The project has two pillars: development of new microfluidics-based tools for cryo-EM and application of these tools to answer questions in structural biology.
Up to this time point, two setups to control flow and analyze processes taking place in microfluidics chips were built: one for time-resolved cryo-EM and other for protein micro-purification. Microfluidic chips have been developed for two-step protein purification and preparation of cryo-EM samples by blotless method consuming only a few nanoliters of sample per grid. Specialized software enabling user control over protein flow in the chip and cryo-EM sample preparation has been developed. We are working further to integrate all develop functionalities in one instrument and validate the potential of the instrument for miniaturized protein purification.
Significant progress has been achieved with the development of a microfluidic device for time-resolved cryo-EM. Microfluidic chips integrating miniaturized rapid mixer and droplet generator have been designed, manufactured and integrated with specially designed miniaturized cryo-plunger. The preparation of time-resolved cryo-EM samples is currently being validated with test samples. By the end of the project, we expect to develop the new methodology into a reliable technique enabling studies of a large range of temporary processes occurring with proteins in the cells and validate this approach on a set of selected proteins.
The project has also advanced with preparation and structural characterization of the proteins that will be used to assess the performance of the developed methodologies and apply the developed methods to understand the functional dynamics of the selected protein complexes. To this point procedures for protein production, purification and structural characterization using single-particle cryo-EM have been established and structures for most of the proteins were solved by cryo-EM in their resting states.
By the end of the project, we expect to establish procedures for time-resolved sample preparation for these proteins and resolve high-resolution conformations and kinetic of the transitions between the conformations using time-resolved cryo-EM.
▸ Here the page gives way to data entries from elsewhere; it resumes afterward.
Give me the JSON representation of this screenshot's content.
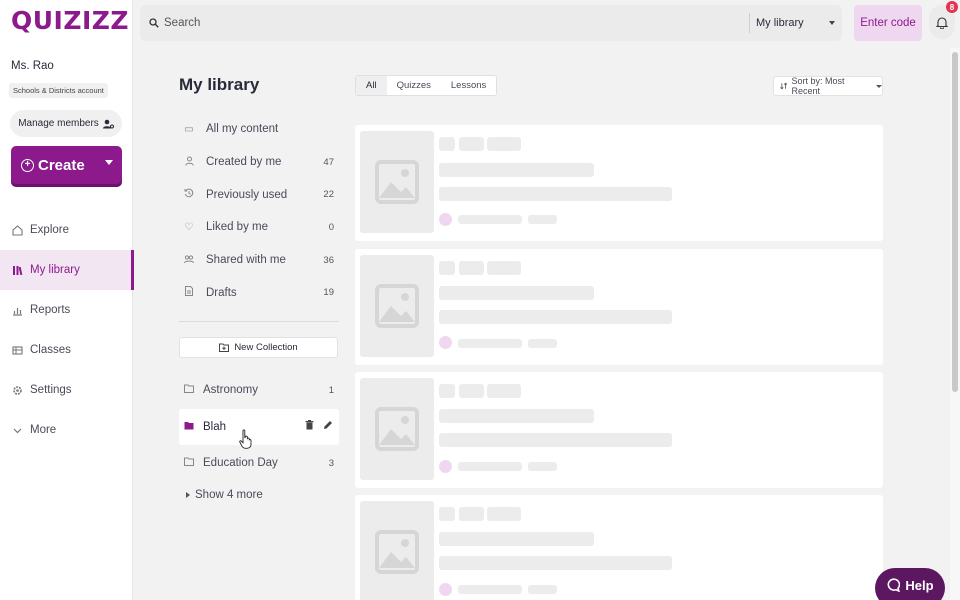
{
  "brand": {
    "logo_text": "QUIZIZZ",
    "accent": "#8d1a8d"
  },
  "user": {
    "name": "Ms. Rao",
    "account_type": "Schools & Districts account"
  },
  "sidebar": {
    "manage_members": "Manage members",
    "create_label": "Create",
    "nav": [
      {
        "label": "Explore",
        "icon": "compass-icon"
      },
      {
        "label": "My library",
        "icon": "library-icon",
        "active": true
      },
      {
        "label": "Reports",
        "icon": "reports-icon"
      },
      {
        "label": "Classes",
        "icon": "classes-icon"
      },
      {
        "label": "Settings",
        "icon": "gear-icon"
      },
      {
        "label": "More",
        "icon": "chevron-down-icon"
      }
    ]
  },
  "topbar": {
    "search_placeholder": "Search",
    "scope": "My library",
    "enter_code": "Enter code",
    "notification_count": "8"
  },
  "library": {
    "title": "My library",
    "items": [
      {
        "label": "All my content",
        "count": ""
      },
      {
        "label": "Created by me",
        "count": "47"
      },
      {
        "label": "Previously used",
        "count": "22"
      },
      {
        "label": "Liked by me",
        "count": "0"
      },
      {
        "label": "Shared with me",
        "count": "36"
      },
      {
        "label": "Drafts",
        "count": "19"
      }
    ],
    "new_collection": "New Collection",
    "collections": [
      {
        "label": "Astronomy",
        "count": "1"
      },
      {
        "label": "Blah",
        "count": ""
      },
      {
        "label": "Education Day",
        "count": "3"
      }
    ],
    "show_more": "Show 4 more"
  },
  "filters": {
    "tabs": [
      "All",
      "Quizzes",
      "Lessons"
    ],
    "active": "All",
    "sort": "Sort by: Most Recent"
  },
  "help_label": "Help"
}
The technological developments in micro-purification for cryo-EM and time-resolved cryo-EM grid preparation go beyond the state of the art. Once validated, they will allow the preparation of cryo-EM grids starting with significantly smaller volumes of cell extracts and to prepare cryo-EM grids in continuity with protein purification without the protein leaving the microfluidic chip. This methodology accelerates the purification process and reduces the losses of the protein.
The new approaches to time-resolved cryo-EM sample preparation significantly reduce sample consumption and will enable better reproducibility in the preparation of time-resolved cryo-EM grids by the end of the project. In the second half of the project, we expect to advance beyond the state of the art in time-resolution and in resolving higher-resolution conformations of the reaction intermediates in the selected molecular machines and obtain new insights into their mechanisms.